叶う。 Chapter3
どうやらこの人達は、本当に無駄な会話などは一切してくれる気配がない。
多分、話し掛ければ答えてくれるのかもしれないけれど、それでもし気分を害されるような事態になっても困る。
お願いすれば何でもしてくれるみたいだけれど、話して下さいとお願いする勇気は残念ながら持ち合わせていない。
薄いスモークの張られた窓から外を覗くと、昨日とは違って色々な景色が見える。
「それでは出発致します。」
家政婦さんがそう言ってゆっくりとゆるやかな下り坂を降り始めた。
昨日ははっきりとは分からなかったけれど、この家は本当に山の天辺にあることが今日は良く分かった。

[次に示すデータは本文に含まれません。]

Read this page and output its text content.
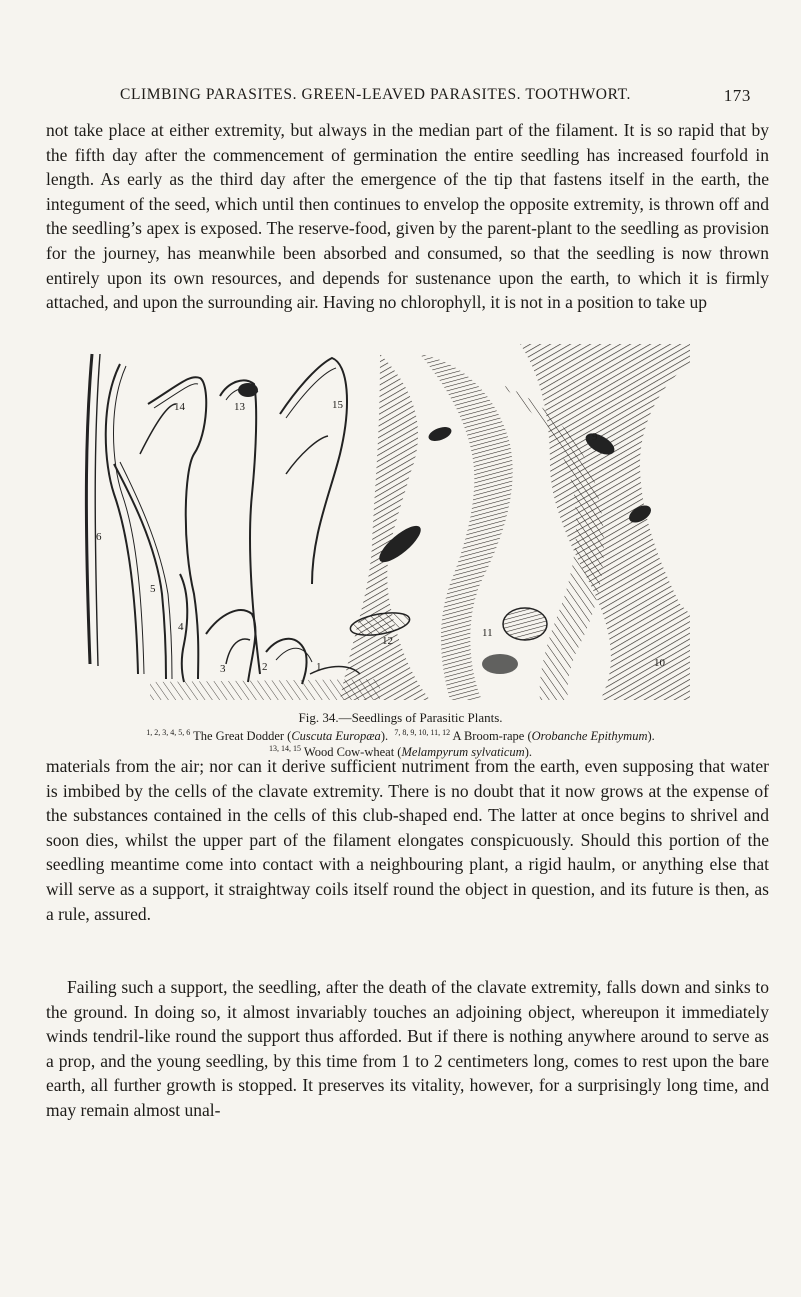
CLIMBING PARASITES. GREEN-LEAVED PARASITES. TOOTHWORT.	173

not take place at either extremity, but always in the median part of the filament. It is so rapid that by the fifth day after the commencement of germination the entire seedling has increased fourfold in length. As early as the third day after the emergence of the tip that fastens itself in the earth, the integument of the seed, which until then continues to envelop the opposite extremity, is thrown off and the seedling’s apex is exposed. The reserve-food, given by the parent-plant to the seedling as provision for the journey, has meanwhile been absorbed and consumed, so that the seedling is now thrown entirely upon its own resources, and depends for sustenance upon the earth, to which it is firmly attached, and upon the surrounding air. Having no chlorophyll, it is not in a position to take up

14	13	15
6
5
4
3	2	1
9
10
11
12
Fig. 34.—Seedlings of Parasitic Plants.
$^{1, 2, 3, 4, 5, 6}$ The Great Dodder (Cuscuta Europæa). $^{7, 8, 9, 10, 11, 12}$ A Broom-rape (Orobanche Epithymum).
$^{13, 14, 15}$ Wood Cow-wheat (Melampyrum sylvaticum).

materials from the air; nor can it derive sufficient nutriment from the earth, even supposing that water is imbibed by the cells of the clavate extremity. There is no doubt that it now grows at the expense of the substances contained in the cells of this club-shaped end. The latter at once begins to shrivel and soon dies, whilst the upper part of the filament elongates conspicuously. Should this portion of the seedling meantime come into contact with a neighbouring plant, a rigid haulm, or anything else that will serve as a support, it straightway coils itself round the object in question, and its future is then, as a rule, assured.

Failing such a support, the seedling, after the death of the clavate extremity, falls down and sinks to the ground. In doing so, it almost invariably touches an adjoining object, whereupon it immediately winds tendril-like round the support thus afforded. But if there is nothing anywhere around to serve as a prop, and the young seedling, by this time from 1 to 2 centimeters long, comes to rest upon the bare earth, all further growth is stopped. It preserves its vitality, however, for a surprisingly long time, and may remain almost unal-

門までの道は綺麗に舗装されているけれど、その両脇にはずっと沢山の木々が生い茂っていて多分外から見ても家の姿すら見えないんだろう。
ゆるやかな坂道を下ると、やがて昨日見た高い門が視界に映った。
距離自体は大したことはなさそうだけれど、帰り道はずっと上り坂なことに少しだけ残念な気持ちになった。
運動不足で体力の無い私は、これから学校が始まれば毎日この坂を上り下りしなきゃならないのだ。
私は家政婦さんにばれないように、小さく溜息を吐いた。
家政婦さんはそんな私の様子が気にならないようで、リモコンで門を開くと相変わらずの安全運転で車を走らせた。